Ferrufino se atreve a desnudar, como pocos, las contradicciones del Gobierno que, como se ve, rayan en lo circense.
Cuando Evo Morales apareció en la puerta de Kalasasaya de la mano de la Pachamama discrepé con toda suerte de analistas que decían que comenzaba un nuevo ciclo histórico. Para mí significaba el mismo circo de Víctor Paz Estenssoro, el de Barrientos, de García Meza, de Lidia Gueiler, sin ir hacia los más antiguos. Ni siquiera étnicamente las diferencias son marcadas: Bautista Saavedra o Luis García Meza envueltos en aguayos tienen la misma rozagante cara de chola que el presidente de turno.
Vi la “unción” de Tiwanaku desde afuera, como espectador crítico, y sentí lástima por el aroma desvanecido de un cambio que alguna vez intuí. Ante las cámaras se exponía un espectáculo de mamarrachos con vestimentas que algún alucinado creyó recordaban las rituales de los ancestros, cómo si en Bolivia no existieran sublimes tejidos, como si no hubiese bastones de mando de chonta dura y argollas de plata en lugar de esos esperpénticos objetos (supuestamente bastones) que lo menos que hacen es acercarse a la historia y peor a la eternidad. Triste y no porque en el fondo se rían quienes nos ven, sino por la desvirtuación del pasado, la sangre compartida por mestizos, indios y blancos en las guerras independentistas, el dolor y la angustia de la lucha y la miseria. Todo revuelto ahora en espantosa cumbia chicha donde no se observa vuelta alguna a ningún lado, ni al incario ni al collado, ni a los huacas de Huarochirí ni a San Expedito o San Putas.

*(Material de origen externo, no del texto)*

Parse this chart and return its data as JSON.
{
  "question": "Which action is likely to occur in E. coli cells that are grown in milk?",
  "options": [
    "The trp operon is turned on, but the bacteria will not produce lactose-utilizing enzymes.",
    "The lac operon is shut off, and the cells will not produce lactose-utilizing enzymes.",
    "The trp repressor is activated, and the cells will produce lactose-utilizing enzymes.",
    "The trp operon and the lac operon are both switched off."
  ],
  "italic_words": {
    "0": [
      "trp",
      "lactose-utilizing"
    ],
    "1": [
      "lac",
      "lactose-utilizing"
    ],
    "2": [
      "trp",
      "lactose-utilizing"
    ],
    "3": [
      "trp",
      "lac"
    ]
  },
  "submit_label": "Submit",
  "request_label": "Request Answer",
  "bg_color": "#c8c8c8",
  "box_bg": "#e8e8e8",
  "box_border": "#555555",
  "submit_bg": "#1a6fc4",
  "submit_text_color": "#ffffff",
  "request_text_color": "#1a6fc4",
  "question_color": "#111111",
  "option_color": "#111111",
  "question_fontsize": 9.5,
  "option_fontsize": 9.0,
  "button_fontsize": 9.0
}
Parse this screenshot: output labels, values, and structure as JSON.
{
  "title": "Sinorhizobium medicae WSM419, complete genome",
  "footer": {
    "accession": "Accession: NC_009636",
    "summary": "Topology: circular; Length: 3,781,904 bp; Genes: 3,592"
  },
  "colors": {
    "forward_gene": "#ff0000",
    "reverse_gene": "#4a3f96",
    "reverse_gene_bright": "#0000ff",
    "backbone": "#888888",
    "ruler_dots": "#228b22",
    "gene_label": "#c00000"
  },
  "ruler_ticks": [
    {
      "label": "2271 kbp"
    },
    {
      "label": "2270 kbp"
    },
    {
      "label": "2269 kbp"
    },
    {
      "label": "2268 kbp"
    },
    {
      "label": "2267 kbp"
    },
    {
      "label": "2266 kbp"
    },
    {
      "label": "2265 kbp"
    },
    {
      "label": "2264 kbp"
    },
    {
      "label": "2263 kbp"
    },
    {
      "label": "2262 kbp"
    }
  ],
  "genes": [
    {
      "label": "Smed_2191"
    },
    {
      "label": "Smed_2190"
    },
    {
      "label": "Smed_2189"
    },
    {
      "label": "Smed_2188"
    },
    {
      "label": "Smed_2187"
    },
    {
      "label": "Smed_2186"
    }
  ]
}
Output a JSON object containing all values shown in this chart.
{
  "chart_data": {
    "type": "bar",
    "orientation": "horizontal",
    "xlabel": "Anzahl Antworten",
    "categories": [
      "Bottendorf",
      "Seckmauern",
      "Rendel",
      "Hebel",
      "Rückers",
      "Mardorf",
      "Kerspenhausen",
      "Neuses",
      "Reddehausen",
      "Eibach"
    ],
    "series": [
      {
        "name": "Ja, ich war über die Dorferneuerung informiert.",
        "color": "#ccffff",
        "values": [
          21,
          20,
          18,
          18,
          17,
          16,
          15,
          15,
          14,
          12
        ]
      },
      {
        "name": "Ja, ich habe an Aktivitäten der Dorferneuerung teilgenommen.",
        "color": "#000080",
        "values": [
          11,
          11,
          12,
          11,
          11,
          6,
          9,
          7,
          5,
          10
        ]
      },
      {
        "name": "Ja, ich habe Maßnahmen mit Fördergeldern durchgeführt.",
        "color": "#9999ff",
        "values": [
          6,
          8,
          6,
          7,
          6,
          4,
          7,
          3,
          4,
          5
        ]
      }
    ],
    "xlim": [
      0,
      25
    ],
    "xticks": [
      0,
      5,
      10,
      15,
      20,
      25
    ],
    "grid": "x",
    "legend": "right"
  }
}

Un movimiento serio del estilo que se anuncia no se decora con asnos de senadores que ejercitan verbo insulso y falazmente comprometido, ni con las irreversibles discrepancias del socialismo con este hato de pequeños burgueses, de indígenas cuyo ser autóctono no los libera de ser ricos, explotadores, capitalistas, propietarios y demás mañas de aquello que dicen combatir. ¿Por qué no se habla entonces de expropiar a los “nativos” que ostentan oro en la fiesta del Gran Poder? ¿O Fidel Surco es diferente a Marinkovic y su sarta de descastados nazicolaboracionistas? ¿Por qué tendría su dinero que ser distinto al del croata, por aymara, indio, lampiño?

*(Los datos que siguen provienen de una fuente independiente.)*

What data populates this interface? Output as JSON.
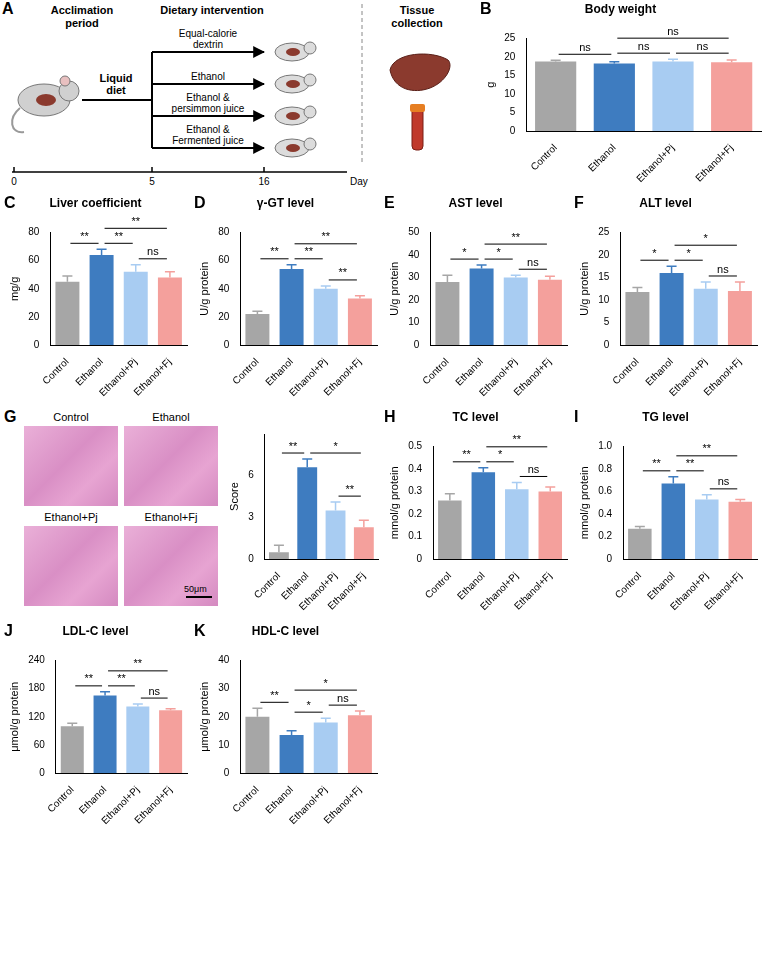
{
  "diagram": {
    "panel": "A",
    "headers": [
      "Acclimation period",
      "Dietary intervention",
      "Tissue collection"
    ],
    "feed_label": "Liquid diet",
    "groups": [
      "Equal-calorie dextrin",
      "Ethanol",
      "Ethanol & persimmon juice",
      "Ethanol & Fermented juice"
    ],
    "timeline": {
      "ticks": [
        0,
        5,
        16
      ],
      "unit": "Day"
    }
  },
  "histology": {
    "panel": "G",
    "labels": [
      "Control",
      "Ethanol",
      "Ethanol+Pj",
      "Ethanol+Fj"
    ],
    "scale_bar": "50μm"
  },
  "chart_data": [
    {
      "panel": "B",
      "type": "bar",
      "title": "Body weight",
      "y_label": "g",
      "categories": [
        "Control",
        "Ethanol",
        "Ethanol+Pj",
        "Ethanol+Fj"
      ],
      "values": [
        18.8,
        18.2,
        18.8,
        18.6
      ],
      "errors": [
        0.3,
        0.5,
        0.6,
        0.6
      ],
      "colors": [
        "#a6a6a6",
        "#3e7cc0",
        "#a8ccf2",
        "#f4a09c"
      ],
      "ylim": [
        0,
        25
      ],
      "yticks": [
        0,
        5,
        10,
        15,
        20,
        25
      ],
      "grid": false,
      "significance": [
        {
          "between": [
            "Control",
            "Ethanol"
          ],
          "text": "ns"
        },
        {
          "between": [
            "Ethanol",
            "Ethanol+Pj"
          ],
          "text": "ns"
        },
        {
          "between": [
            "Ethanol+Pj",
            "Ethanol+Fj"
          ],
          "text": "ns"
        },
        {
          "between": [
            "Ethanol",
            "Ethanol+Fj"
          ],
          "text": "ns"
        }
      ]
    },
    {
      "panel": "C",
      "type": "bar",
      "title": "Liver coefficient",
      "y_label": "mg/g",
      "categories": [
        "Control",
        "Ethanol",
        "Ethanol+Pj",
        "Ethanol+Fj"
      ],
      "values": [
        45,
        64,
        52,
        48
      ],
      "errors": [
        4,
        4,
        5,
        4
      ],
      "colors": [
        "#a6a6a6",
        "#3e7cc0",
        "#a8ccf2",
        "#f4a09c"
      ],
      "ylim": [
        0,
        80
      ],
      "yticks": [
        0,
        20,
        40,
        60,
        80
      ],
      "grid": false,
      "significance": [
        {
          "between": [
            "Control",
            "Ethanol"
          ],
          "text": "**"
        },
        {
          "between": [
            "Ethanol",
            "Ethanol+Pj"
          ],
          "text": "**"
        },
        {
          "between": [
            "Ethanol+Pj",
            "Ethanol+Fj"
          ],
          "text": "ns"
        },
        {
          "between": [
            "Ethanol",
            "Ethanol+Fj"
          ],
          "text": "**"
        }
      ]
    },
    {
      "panel": "D",
      "type": "bar",
      "title": "γ-GT level",
      "y_label": "U/g protein",
      "categories": [
        "Control",
        "Ethanol",
        "Ethanol+Pj",
        "Ethanol+Fj"
      ],
      "values": [
        22,
        54,
        40,
        33
      ],
      "errors": [
        2,
        3,
        2,
        2
      ],
      "colors": [
        "#a6a6a6",
        "#3e7cc0",
        "#a8ccf2",
        "#f4a09c"
      ],
      "ylim": [
        0,
        80
      ],
      "yticks": [
        0,
        20,
        40,
        60,
        80
      ],
      "grid": false,
      "significance": [
        {
          "between": [
            "Control",
            "Ethanol"
          ],
          "text": "**"
        },
        {
          "between": [
            "Ethanol",
            "Ethanol+Pj"
          ],
          "text": "**"
        },
        {
          "between": [
            "Ethanol+Pj",
            "Ethanol+Fj"
          ],
          "text": "**"
        },
        {
          "between": [
            "Ethanol",
            "Ethanol+Fj"
          ],
          "text": "**"
        }
      ]
    },
    {
      "panel": "E",
      "type": "bar",
      "title": "AST level",
      "y_label": "U/g protein",
      "categories": [
        "Control",
        "Ethanol",
        "Ethanol+Pj",
        "Ethanol+Fj"
      ],
      "values": [
        28,
        34,
        30,
        29
      ],
      "errors": [
        3,
        1.5,
        1,
        1.5
      ],
      "colors": [
        "#a6a6a6",
        "#3e7cc0",
        "#a8ccf2",
        "#f4a09c"
      ],
      "ylim": [
        0,
        50
      ],
      "yticks": [
        0,
        10,
        20,
        30,
        40,
        50
      ],
      "grid": false,
      "significance": [
        {
          "between": [
            "Control",
            "Ethanol"
          ],
          "text": "*"
        },
        {
          "between": [
            "Ethanol",
            "Ethanol+Pj"
          ],
          "text": "*"
        },
        {
          "between": [
            "Ethanol+Pj",
            "Ethanol+Fj"
          ],
          "text": "ns"
        },
        {
          "between": [
            "Ethanol",
            "Ethanol+Fj"
          ],
          "text": "**"
        }
      ]
    },
    {
      "panel": "F",
      "type": "bar",
      "title": "ALT level",
      "y_label": "U/g protein",
      "categories": [
        "Control",
        "Ethanol",
        "Ethanol+Pj",
        "Ethanol+Fj"
      ],
      "values": [
        11.8,
        16,
        12.5,
        12
      ],
      "errors": [
        1,
        1.5,
        1.5,
        2
      ],
      "colors": [
        "#a6a6a6",
        "#3e7cc0",
        "#a8ccf2",
        "#f4a09c"
      ],
      "ylim": [
        0,
        25
      ],
      "yticks": [
        0,
        5,
        10,
        15,
        20,
        25
      ],
      "grid": false,
      "significance": [
        {
          "between": [
            "Control",
            "Ethanol"
          ],
          "text": "*"
        },
        {
          "between": [
            "Ethanol",
            "Ethanol+Pj"
          ],
          "text": "*"
        },
        {
          "between": [
            "Ethanol+Pj",
            "Ethanol+Fj"
          ],
          "text": "ns"
        },
        {
          "between": [
            "Ethanol",
            "Ethanol+Fj"
          ],
          "text": "*"
        }
      ]
    },
    {
      "type": "bar",
      "y_label": "Score",
      "categories": [
        "Control",
        "Ethanol",
        "Ethanol+Pj",
        "Ethanol+Fj"
      ],
      "values": [
        0.5,
        6.6,
        3.5,
        2.3
      ],
      "errors": [
        0.5,
        0.6,
        0.6,
        0.5
      ],
      "colors": [
        "#a6a6a6",
        "#3e7cc0",
        "#a8ccf2",
        "#f4a09c"
      ],
      "ylim": [
        0,
        9
      ],
      "yticks": [
        0,
        3,
        6
      ],
      "grid": false,
      "significance": [
        {
          "between": [
            "Control",
            "Ethanol"
          ],
          "text": "**"
        },
        {
          "between": [
            "Ethanol+Pj",
            "Ethanol+Fj"
          ],
          "text": "**"
        },
        {
          "between": [
            "Ethanol",
            "Ethanol+Fj"
          ],
          "text": "*"
        }
      ]
    },
    {
      "panel": "H",
      "type": "bar",
      "title": "TC level",
      "y_label": "mmol/g protein",
      "categories": [
        "Control",
        "Ethanol",
        "Ethanol+Pj",
        "Ethanol+Fj"
      ],
      "values": [
        0.26,
        0.385,
        0.31,
        0.3
      ],
      "errors": [
        0.03,
        0.02,
        0.03,
        0.02
      ],
      "colors": [
        "#a6a6a6",
        "#3e7cc0",
        "#a8ccf2",
        "#f4a09c"
      ],
      "ylim": [
        0,
        0.5
      ],
      "yticks": [
        0,
        0.1,
        0.2,
        0.3,
        0.4,
        0.5
      ],
      "grid": false,
      "significance": [
        {
          "between": [
            "Control",
            "Ethanol"
          ],
          "text": "**"
        },
        {
          "between": [
            "Ethanol",
            "Ethanol+Pj"
          ],
          "text": "*"
        },
        {
          "between": [
            "Ethanol+Pj",
            "Ethanol+Fj"
          ],
          "text": "ns"
        },
        {
          "between": [
            "Ethanol",
            "Ethanol+Fj"
          ],
          "text": "**"
        }
      ]
    },
    {
      "panel": "I",
      "type": "bar",
      "title": "TG level",
      "y_label": "mmol/g protein",
      "categories": [
        "Control",
        "Ethanol",
        "Ethanol+Pj",
        "Ethanol+Fj"
      ],
      "values": [
        0.27,
        0.67,
        0.53,
        0.51
      ],
      "errors": [
        0.02,
        0.06,
        0.04,
        0.02
      ],
      "colors": [
        "#a6a6a6",
        "#3e7cc0",
        "#a8ccf2",
        "#f4a09c"
      ],
      "ylim": [
        0,
        1
      ],
      "yticks": [
        0,
        0.2,
        0.4,
        0.6,
        0.8,
        {
          "value": 1,
          "label": "1.0"
        }
      ],
      "grid": false,
      "significance": [
        {
          "between": [
            "Control",
            "Ethanol"
          ],
          "text": "**"
        },
        {
          "between": [
            "Ethanol",
            "Ethanol+Pj"
          ],
          "text": "**"
        },
        {
          "between": [
            "Ethanol+Pj",
            "Ethanol+Fj"
          ],
          "text": "ns"
        },
        {
          "between": [
            "Ethanol",
            "Ethanol+Fj"
          ],
          "text": "**"
        }
      ]
    },
    {
      "panel": "J",
      "type": "bar",
      "title": "LDL-C level",
      "y_label": "μmol/g protein",
      "categories": [
        "Control",
        "Ethanol",
        "Ethanol+Pj",
        "Ethanol+Fj"
      ],
      "values": [
        100,
        165,
        142,
        134
      ],
      "errors": [
        6,
        8,
        5,
        3
      ],
      "colors": [
        "#a6a6a6",
        "#3e7cc0",
        "#a8ccf2",
        "#f4a09c"
      ],
      "ylim": [
        0,
        240
      ],
      "yticks": [
        0,
        60,
        120,
        180,
        240
      ],
      "grid": false,
      "significance": [
        {
          "between": [
            "Control",
            "Ethanol"
          ],
          "text": "**"
        },
        {
          "between": [
            "Ethanol",
            "Ethanol+Pj"
          ],
          "text": "**"
        },
        {
          "between": [
            "Ethanol+Pj",
            "Ethanol+Fj"
          ],
          "text": "ns"
        },
        {
          "between": [
            "Ethanol",
            "Ethanol+Fj"
          ],
          "text": "**"
        }
      ]
    },
    {
      "panel": "K",
      "type": "bar",
      "title": "HDL-C level",
      "y_label": "μmol/g protein",
      "categories": [
        "Control",
        "Ethanol",
        "Ethanol+Pj",
        "Ethanol+Fj"
      ],
      "values": [
        20,
        13.5,
        18,
        20.5
      ],
      "errors": [
        3,
        1.5,
        1.5,
        1.5
      ],
      "colors": [
        "#a6a6a6",
        "#3e7cc0",
        "#a8ccf2",
        "#f4a09c"
      ],
      "ylim": [
        0,
        40
      ],
      "yticks": [
        0,
        10,
        20,
        30,
        40
      ],
      "grid": false,
      "significance": [
        {
          "between": [
            "Control",
            "Ethanol"
          ],
          "text": "**"
        },
        {
          "between": [
            "Ethanol",
            "Ethanol+Pj"
          ],
          "text": "*"
        },
        {
          "between": [
            "Ethanol+Pj",
            "Ethanol+Fj"
          ],
          "text": "ns"
        },
        {
          "between": [
            "Ethanol",
            "Ethanol+Fj"
          ],
          "text": "*"
        }
      ]
    }
  ]
}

García Linera perora acerca del socialismo y la revolución. Hablamos de asuntos incompatibles que habitan el seno del MAS. No implica que no exista un socialismo campesino; con sus peculiaridades se puede hablar de guerras campesinas en el siglo XX en México, Rusia, China, Vietnam, Argelia y Cuba, y no sé hasta dónde en Bolivia también, pero lo de ahora conjuga un discurso extremo, casi ligado al del reo presidente Gonzalo de los senderistas apagados, con un fundamentalismo que crece, avivado por los Choquehuanca, Patzi, Surco y otros que en determinado momento han de deshacerse del monopolio intelectual de la izquierda que representa Linera y que les presta su trasfondo ideológico- teórico hoy. Sintomático es el papel menor, relegado, del bolivarista Chávez en los acontecimientos actuales. Es posible que el venezolano ya no sirva. Tuvo rol de donante que parece terminó. Los aires son ahora de triunfo, y huele a tiempo de revancha étnica, una que no sólo intenta barrer con los “blancos” y mestizos; apunta de igual modo a Simón Bolívar, a Murillo, a Zudáñez, Monteagudo, etc. Y allí pierde Chávez, porque bolivariano no es Morales, y menos su cohorte. Morales quiere el eterno Gran Poder aymara, con la inmensa capacidad económica de sus “pobres indiecitos”.